Y en este tiempo
que me tomé no deje de maquinar, pensar y formular un montón de cosas en mi
mente sobre mi, mi vida y todo en general. Comprendí que la vida te da muchas
oportunidades y no importa cuantas veces fracases, siempre habrá algo nuevo que
te hará olvidar. Entendí que la vida te presenta muchas personas pero que no
todas te pertenecen, no todas van a estar ahí siempre, a tu par, batallando la
incesante guerra que es la vida. La vida te da muchas personas, pero así como
te las ofrece te las arrebata sin previo aviso. Dicen que no hay que volar muy alto porque la caída dolerá más.
Perdí mucha gente
en el camino y tengo mucho miedo. Cada vez que mi mente empieza a maquinar como
loca imagino cosas que jamás habría pensado crear o intentar. No puedo imaginarme
una vida sin mis amigos o mi familia. La idea de pasar toda mi vida sola es
aterradora, y –sin embargo- así es como me siento miles de veces. El vació en
mi interior, el dolor punzante en el pecho, el hecho de sentirme la persona más
solitaria en el mundo. En este tiempo que no estuve haciendo nada por mi más que gastarme noches y días enteros en llorar y derramar interminables lágrimas de dolor y pena, comprendí más cosas de las que nombro.

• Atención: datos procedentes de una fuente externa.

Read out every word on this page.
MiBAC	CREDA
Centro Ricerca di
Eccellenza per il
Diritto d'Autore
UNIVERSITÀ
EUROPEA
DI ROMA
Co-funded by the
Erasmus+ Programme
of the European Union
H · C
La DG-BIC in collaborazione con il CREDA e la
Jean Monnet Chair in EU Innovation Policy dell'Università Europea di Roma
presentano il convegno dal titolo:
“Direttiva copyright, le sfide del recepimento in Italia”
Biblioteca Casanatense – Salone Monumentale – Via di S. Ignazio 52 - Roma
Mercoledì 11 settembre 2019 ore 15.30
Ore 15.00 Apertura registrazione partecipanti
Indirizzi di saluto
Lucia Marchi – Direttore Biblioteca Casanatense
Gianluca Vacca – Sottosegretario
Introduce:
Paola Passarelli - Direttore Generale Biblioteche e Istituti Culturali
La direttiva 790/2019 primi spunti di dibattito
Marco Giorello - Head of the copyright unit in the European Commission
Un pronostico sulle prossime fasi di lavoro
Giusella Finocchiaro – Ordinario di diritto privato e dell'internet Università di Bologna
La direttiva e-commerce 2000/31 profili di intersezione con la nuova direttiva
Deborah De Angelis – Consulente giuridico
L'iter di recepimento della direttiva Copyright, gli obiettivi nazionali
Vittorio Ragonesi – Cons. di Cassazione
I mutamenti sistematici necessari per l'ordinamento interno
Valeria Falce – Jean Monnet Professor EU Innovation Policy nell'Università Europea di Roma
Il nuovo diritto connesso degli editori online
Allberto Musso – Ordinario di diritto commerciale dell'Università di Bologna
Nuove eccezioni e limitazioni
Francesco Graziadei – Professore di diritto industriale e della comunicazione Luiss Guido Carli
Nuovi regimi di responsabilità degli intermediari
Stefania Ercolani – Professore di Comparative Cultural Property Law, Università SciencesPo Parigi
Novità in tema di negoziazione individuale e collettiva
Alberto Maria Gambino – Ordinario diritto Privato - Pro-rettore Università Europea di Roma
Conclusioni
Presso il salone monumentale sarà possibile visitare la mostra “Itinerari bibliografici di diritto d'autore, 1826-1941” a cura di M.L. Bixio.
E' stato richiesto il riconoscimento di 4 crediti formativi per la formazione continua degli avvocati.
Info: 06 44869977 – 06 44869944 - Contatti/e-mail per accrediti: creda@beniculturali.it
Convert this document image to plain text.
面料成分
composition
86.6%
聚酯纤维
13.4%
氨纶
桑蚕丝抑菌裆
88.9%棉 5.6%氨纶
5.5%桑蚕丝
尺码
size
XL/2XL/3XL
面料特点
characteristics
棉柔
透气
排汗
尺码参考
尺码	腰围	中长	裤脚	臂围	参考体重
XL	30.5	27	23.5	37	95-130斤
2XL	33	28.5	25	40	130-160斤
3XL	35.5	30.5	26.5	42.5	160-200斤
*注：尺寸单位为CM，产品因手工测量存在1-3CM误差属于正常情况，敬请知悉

Las personas con las que menos momentos compartí, aquellas con las que casi no tengo unión o personas que jamás vi en persona, fueron aquellas las que me escucharon y aconsejaron. Hasta la persona que creí que más dolor había causado en mi interior y más me había decepcionado me soporto. Y ahora, mal que me pese, es demasiado tarde.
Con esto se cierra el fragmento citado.